Spokojny, ale stanowczy głos chłopaka, o którego obecności Lee na krótki moment zapomniał, sprawił, że w Minhyuku się wszystko zagotowało. To była sprawa, którą powinni załatwić między sobą. Nikt nie powinien mieć prawa do wtrącania się w nią. Jednak... Umówmy się, co? Shownu, jakby chciał to wcisnąłby Minhyuka w podłogę, dlatego chłopak ograniczył się jedynie do naprawdę mało przyjemnego spojrzenia.
-Brzydzę się tobą- rzucił, poprawiając ramiączko plecaka, które przez zbyt gwałtowne ruchy, zsunęło mu się z ramienia. - Zastanów się czasem, czy nie ranisz innych osób swoim durnym zachowaniem, bo ostatnio masz do tego prawdziwy talent.
-To on zerwał ze mną kontakt- starał się bronić. - Ciągle tylko Minhyuk i Minhyuk... Nie był tylko twoim przyjacielem, a zachowywał się jakbyś tylko ty się liczył- w tamtej chwili jego głos brzmiał naprawdę pretensjonalnie i nie trzeba było być jakimś wielkim znawcą, by zdać sobie sprawę, że Kihyuna niezwykle bolało odejście Chae.

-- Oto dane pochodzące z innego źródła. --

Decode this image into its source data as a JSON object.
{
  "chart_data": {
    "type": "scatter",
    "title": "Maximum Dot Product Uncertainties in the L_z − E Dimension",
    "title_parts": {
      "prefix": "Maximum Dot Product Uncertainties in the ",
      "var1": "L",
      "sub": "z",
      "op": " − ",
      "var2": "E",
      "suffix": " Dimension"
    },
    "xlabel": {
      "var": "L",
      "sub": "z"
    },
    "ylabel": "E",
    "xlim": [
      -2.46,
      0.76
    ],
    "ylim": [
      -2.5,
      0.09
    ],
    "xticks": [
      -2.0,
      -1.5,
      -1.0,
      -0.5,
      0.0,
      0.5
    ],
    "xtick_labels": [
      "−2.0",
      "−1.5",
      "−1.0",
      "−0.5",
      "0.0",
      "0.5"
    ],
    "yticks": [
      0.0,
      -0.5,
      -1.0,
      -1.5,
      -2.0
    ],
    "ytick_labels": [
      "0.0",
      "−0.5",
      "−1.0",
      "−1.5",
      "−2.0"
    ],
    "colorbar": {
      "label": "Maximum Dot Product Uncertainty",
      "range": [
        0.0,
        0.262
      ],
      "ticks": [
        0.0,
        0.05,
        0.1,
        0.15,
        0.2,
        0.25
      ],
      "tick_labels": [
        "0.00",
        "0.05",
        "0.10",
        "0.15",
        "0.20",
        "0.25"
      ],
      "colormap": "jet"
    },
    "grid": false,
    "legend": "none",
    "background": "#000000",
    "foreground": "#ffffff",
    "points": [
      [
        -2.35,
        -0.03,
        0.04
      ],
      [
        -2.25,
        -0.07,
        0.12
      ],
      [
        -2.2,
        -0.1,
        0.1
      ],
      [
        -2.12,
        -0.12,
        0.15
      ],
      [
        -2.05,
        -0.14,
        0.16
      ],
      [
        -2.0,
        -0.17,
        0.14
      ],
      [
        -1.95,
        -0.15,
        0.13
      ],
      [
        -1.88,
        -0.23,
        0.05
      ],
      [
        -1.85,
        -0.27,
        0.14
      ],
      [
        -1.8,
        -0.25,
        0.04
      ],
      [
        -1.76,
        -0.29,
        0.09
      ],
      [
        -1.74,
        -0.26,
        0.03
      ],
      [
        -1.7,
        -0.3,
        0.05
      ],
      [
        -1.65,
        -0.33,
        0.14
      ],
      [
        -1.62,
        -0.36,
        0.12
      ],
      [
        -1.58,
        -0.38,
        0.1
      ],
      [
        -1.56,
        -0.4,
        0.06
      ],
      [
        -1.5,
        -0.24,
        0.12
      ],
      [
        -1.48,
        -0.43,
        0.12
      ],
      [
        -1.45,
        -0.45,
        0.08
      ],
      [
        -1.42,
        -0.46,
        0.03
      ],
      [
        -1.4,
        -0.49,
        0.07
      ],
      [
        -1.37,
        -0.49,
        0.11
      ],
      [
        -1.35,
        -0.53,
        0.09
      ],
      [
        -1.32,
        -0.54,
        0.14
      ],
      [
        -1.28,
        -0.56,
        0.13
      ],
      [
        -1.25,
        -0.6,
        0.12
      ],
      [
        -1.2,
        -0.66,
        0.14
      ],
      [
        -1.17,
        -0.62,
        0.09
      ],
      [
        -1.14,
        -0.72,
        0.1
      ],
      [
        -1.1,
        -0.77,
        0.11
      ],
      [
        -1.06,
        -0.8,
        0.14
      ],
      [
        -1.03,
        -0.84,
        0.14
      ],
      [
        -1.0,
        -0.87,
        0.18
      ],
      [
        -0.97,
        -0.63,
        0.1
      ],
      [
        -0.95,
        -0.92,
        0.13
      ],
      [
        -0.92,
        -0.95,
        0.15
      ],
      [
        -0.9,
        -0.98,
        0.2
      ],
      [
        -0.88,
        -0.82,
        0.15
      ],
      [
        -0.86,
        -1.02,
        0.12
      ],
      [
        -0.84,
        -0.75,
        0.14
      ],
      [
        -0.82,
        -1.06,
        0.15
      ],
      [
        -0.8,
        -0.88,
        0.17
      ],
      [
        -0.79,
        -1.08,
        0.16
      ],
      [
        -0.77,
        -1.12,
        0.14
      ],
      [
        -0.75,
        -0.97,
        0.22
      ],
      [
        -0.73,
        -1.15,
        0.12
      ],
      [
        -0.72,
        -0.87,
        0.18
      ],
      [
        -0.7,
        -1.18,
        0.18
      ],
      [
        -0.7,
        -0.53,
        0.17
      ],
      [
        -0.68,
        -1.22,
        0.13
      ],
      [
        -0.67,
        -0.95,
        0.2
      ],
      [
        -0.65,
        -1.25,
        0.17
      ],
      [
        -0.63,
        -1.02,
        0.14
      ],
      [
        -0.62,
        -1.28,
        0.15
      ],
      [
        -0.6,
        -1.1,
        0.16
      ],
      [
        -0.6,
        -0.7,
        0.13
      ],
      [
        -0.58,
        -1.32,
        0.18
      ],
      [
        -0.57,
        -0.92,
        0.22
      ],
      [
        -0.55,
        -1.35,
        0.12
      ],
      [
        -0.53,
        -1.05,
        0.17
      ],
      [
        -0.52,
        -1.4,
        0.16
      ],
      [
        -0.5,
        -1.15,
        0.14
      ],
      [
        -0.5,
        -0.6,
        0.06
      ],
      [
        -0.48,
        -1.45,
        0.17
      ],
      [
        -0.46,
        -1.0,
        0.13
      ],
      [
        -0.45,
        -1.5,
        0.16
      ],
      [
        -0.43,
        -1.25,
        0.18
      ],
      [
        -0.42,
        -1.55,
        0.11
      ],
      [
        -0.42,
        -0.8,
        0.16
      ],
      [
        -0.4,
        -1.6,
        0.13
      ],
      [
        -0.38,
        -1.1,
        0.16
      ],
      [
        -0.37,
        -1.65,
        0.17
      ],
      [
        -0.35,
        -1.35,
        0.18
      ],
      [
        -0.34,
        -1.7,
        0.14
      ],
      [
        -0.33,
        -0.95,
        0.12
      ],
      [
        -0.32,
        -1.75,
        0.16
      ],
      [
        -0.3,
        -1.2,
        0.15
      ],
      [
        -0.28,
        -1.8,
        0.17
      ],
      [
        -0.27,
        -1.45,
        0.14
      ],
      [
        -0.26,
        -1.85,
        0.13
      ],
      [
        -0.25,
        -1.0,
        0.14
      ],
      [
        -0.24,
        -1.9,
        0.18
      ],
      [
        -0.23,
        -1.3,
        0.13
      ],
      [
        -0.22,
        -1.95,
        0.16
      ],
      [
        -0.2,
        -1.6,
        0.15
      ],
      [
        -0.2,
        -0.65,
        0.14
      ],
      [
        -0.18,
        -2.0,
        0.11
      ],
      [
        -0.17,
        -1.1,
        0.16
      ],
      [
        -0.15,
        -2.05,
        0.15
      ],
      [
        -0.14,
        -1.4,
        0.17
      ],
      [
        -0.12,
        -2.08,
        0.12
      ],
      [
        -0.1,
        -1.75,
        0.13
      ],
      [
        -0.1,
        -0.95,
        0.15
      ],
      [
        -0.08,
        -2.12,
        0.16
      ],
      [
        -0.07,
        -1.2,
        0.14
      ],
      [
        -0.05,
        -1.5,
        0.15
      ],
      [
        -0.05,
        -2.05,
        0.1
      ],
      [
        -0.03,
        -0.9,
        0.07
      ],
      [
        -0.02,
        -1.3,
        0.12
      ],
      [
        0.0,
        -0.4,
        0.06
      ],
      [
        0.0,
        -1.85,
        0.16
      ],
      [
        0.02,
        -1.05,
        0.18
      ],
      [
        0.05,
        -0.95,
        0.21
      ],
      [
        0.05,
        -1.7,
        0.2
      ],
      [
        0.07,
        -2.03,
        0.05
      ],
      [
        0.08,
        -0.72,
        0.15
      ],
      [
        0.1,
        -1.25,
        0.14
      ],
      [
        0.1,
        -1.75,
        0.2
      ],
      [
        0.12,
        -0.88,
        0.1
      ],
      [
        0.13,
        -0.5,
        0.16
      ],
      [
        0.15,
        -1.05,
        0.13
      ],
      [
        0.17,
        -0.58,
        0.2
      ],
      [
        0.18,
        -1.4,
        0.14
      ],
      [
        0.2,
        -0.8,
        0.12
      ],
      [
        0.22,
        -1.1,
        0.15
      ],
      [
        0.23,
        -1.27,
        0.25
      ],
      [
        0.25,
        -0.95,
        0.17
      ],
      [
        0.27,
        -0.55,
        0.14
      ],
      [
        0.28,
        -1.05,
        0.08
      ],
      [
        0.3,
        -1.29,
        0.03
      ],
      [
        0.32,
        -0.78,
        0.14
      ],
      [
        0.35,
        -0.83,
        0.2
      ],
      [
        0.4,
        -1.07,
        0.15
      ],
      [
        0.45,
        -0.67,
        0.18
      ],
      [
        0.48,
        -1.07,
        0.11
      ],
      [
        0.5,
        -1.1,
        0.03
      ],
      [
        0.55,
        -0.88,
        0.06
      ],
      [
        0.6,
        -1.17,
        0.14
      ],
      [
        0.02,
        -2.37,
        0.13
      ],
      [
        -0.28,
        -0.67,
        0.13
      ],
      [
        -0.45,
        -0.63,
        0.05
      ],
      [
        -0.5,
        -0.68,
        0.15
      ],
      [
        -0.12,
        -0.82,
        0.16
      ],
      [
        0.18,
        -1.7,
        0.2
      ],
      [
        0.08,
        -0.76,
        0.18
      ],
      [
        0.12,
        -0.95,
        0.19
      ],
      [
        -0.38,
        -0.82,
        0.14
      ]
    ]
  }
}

-Wcale mu się nie dziwię -prychnął. - Też nie chciałbym się przyjaźnić z taką gnidą jak ty- warknął. - Znasz Hyungwona, wiesz jaki jest, więc rusz tym pustym łbem i zastanów się dlaczego tak się stało.
Miał być miękki i stale unikać konfrontacji ze swoim byłym przyjacielem? Miał akceptować wszystkie jego słowa i czyny w obawie przed wyjawieniem swojej tajemnicy? Niedoczekanie. Można się kłócić i się nie lubić, ale są pewne rzeczy, których najzwyczajniej w świecie się nie robi. Jak Kihyun będzie po tym wszystkim mógł spojrzeć w oczy Hyungwona?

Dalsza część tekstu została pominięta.